There is no such a thing as a single line of thought about BIM
As an introduction, Olivier Celnik indicated that the projects presented were a pretext to talk about BIM and that a unique way of thinking does not exist when it comes to architecture. However, different points of views and experiences do exist.
The first project was presented right after the presentation of a quantitative study on BIM’s perception among future architects (ENSA Versailles’ students) conducted by Olivier Celnik.
ROUEN: Substantial renovation of a commercial building from the 30’s, 2 teams of architects from which Z.STUDIO, 2 teams of engineers (heating and structural engineers)
This renovation project started with the digital modeling of the building as an illustration. Olivier Celnik specified: “we worked on the digital model from the paper plan, it needed 10 to 15 day of work that is to say 3 euros/m² (10.76391 sq. ft.) for this 5000m² building (53819.552084 sq. ft.)”.
When presenting ArchiCAD view of the project to our guests, Olivier Celnik explained: “How to imagine an architectural solution without understanding? We assume that without a 3D view, one does not understand anything about construction. Here we are talking about BIM because the digital model contains all the intelligence and precision of the construction”. He illustrated this with the example of the elevator installed at the entrance of the building to guarantee a PRM (person with reduced mobility) access.
He illustrated this with the example of the elevator installed at the entrance of the building to guarantee a PRM (person with reduced mobility) access.

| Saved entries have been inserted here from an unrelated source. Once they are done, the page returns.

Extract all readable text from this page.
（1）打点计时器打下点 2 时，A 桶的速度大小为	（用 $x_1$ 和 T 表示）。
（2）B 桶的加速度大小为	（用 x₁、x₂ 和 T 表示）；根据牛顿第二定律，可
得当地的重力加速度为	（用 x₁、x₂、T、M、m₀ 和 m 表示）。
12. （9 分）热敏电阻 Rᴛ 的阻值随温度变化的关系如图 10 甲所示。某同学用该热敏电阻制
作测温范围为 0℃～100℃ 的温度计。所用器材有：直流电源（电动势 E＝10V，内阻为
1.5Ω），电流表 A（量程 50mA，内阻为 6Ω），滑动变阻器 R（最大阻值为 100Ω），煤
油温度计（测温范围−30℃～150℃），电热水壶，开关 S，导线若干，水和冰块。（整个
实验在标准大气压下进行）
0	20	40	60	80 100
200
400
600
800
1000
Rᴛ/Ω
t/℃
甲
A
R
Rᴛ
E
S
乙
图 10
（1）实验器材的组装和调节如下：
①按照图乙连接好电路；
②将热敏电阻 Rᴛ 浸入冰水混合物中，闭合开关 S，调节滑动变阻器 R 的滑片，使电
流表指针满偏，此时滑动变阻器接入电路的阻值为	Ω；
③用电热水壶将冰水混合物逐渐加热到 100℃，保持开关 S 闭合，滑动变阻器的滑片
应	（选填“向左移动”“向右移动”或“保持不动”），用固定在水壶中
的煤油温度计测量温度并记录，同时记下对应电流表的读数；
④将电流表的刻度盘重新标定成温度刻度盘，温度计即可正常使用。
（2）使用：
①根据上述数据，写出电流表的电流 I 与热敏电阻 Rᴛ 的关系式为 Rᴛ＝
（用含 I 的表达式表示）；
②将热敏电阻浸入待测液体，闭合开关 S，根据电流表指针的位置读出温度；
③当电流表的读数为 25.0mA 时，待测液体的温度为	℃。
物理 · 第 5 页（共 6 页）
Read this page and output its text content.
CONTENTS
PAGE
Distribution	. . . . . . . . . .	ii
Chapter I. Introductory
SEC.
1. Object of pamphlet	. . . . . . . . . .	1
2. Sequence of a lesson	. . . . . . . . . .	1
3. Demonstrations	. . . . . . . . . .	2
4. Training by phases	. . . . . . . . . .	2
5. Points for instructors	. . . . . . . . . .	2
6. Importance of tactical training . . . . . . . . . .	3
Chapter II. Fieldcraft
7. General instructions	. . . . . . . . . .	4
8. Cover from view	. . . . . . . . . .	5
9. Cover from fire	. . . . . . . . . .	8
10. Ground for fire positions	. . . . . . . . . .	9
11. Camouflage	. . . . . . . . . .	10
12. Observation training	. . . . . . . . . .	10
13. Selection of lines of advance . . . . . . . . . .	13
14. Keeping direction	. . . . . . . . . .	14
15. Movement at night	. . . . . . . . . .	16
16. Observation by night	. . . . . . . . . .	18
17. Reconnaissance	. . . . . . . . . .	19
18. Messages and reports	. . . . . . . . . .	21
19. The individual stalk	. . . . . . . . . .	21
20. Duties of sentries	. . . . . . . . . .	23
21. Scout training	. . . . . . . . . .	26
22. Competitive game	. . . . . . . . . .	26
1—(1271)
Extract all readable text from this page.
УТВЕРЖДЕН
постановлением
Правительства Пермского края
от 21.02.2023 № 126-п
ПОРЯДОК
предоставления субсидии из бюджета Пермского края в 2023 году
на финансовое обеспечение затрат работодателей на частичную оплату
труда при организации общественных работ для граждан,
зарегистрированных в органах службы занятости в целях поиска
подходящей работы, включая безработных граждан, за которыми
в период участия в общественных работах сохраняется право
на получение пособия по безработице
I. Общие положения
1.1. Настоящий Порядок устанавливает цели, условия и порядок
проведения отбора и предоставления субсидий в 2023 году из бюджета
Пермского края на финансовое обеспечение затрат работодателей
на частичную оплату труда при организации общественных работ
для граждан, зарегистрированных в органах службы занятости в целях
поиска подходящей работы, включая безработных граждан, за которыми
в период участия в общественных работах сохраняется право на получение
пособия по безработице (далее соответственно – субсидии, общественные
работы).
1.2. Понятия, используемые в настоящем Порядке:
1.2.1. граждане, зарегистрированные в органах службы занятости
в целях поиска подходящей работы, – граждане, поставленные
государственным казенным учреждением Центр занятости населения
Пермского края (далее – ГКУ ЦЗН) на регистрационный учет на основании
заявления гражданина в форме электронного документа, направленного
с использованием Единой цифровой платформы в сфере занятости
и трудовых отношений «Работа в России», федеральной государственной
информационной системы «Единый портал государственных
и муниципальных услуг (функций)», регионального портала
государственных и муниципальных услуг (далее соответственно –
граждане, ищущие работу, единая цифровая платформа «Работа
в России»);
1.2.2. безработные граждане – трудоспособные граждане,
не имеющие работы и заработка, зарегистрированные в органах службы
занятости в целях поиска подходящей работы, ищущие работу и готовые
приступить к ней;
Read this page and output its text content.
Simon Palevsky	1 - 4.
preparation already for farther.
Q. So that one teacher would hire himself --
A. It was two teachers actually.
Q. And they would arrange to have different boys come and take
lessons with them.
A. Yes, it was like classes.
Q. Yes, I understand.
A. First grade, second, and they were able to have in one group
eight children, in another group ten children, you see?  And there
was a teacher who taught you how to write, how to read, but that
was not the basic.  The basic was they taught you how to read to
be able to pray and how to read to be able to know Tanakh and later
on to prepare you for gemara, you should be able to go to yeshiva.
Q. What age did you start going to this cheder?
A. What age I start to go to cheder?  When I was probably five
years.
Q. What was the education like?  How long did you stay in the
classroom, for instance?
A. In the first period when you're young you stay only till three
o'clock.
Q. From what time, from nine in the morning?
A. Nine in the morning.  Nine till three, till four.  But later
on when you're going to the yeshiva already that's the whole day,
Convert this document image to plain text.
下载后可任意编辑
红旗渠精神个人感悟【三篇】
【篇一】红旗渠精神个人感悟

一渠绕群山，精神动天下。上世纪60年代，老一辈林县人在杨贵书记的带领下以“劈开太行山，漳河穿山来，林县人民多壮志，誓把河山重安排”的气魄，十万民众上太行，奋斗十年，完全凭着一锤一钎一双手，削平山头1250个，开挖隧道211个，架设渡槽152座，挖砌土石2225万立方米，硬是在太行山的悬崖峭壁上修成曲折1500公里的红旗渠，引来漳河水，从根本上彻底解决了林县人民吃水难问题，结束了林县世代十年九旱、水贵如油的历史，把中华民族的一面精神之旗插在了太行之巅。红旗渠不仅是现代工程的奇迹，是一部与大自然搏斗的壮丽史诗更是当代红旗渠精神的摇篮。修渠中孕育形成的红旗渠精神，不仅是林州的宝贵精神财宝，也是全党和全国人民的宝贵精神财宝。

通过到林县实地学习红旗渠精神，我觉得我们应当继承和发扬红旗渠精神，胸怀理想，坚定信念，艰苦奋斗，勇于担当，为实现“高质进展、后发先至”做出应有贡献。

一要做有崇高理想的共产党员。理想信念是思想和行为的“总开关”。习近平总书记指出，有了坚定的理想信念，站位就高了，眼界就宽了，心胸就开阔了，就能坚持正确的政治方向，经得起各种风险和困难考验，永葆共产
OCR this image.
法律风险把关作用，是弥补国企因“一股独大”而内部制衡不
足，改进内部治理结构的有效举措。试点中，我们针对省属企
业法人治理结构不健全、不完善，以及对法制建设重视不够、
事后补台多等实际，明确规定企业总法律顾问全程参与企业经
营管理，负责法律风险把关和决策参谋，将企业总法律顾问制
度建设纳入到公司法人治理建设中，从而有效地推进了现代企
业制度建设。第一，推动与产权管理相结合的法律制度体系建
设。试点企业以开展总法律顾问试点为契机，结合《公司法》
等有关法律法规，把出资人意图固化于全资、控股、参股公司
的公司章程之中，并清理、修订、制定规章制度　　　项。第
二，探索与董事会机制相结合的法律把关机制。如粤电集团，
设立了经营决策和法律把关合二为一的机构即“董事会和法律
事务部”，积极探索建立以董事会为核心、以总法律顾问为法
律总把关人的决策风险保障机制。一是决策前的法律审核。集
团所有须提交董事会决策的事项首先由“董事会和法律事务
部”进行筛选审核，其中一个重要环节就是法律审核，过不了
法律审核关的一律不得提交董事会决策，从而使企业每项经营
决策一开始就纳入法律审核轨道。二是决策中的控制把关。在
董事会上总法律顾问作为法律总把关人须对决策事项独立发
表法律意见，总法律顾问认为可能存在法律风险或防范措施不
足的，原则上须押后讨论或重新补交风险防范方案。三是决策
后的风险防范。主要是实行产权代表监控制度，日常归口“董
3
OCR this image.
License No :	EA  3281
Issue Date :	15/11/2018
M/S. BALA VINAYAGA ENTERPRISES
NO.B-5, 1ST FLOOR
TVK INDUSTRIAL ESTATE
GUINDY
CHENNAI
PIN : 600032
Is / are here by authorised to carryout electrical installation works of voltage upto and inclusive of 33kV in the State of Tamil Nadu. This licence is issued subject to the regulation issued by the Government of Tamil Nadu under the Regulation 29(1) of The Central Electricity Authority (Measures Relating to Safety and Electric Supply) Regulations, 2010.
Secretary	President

Even in the draft phase, the project team made sure to install the elevator taken from the catalog of a manufacturer (since the norms and dimensions are consistent with the reality). This was to ensure that the engineering design office would know how to install and place it into this specific part of the project.
Olivier added, “If I want to search this object into ArchiCAD library and that I take a product designed in Hungary or India, I am going to have a product adapted to local norms and not a product that I can insert in my Rouen’s project.
This approach allows architects to be sure about the architectural solutions proposed and about the cost of the project since the initial stage.
“BIM method allows a significant flexibility, we can change rapidly the project when working on a digital model to better match with the client’s requirements”.
The digital model can be used by all project’s stakeholders: the plans, drafts, PDF, etc. sent to them are all providing the same digital model to downsize the risks.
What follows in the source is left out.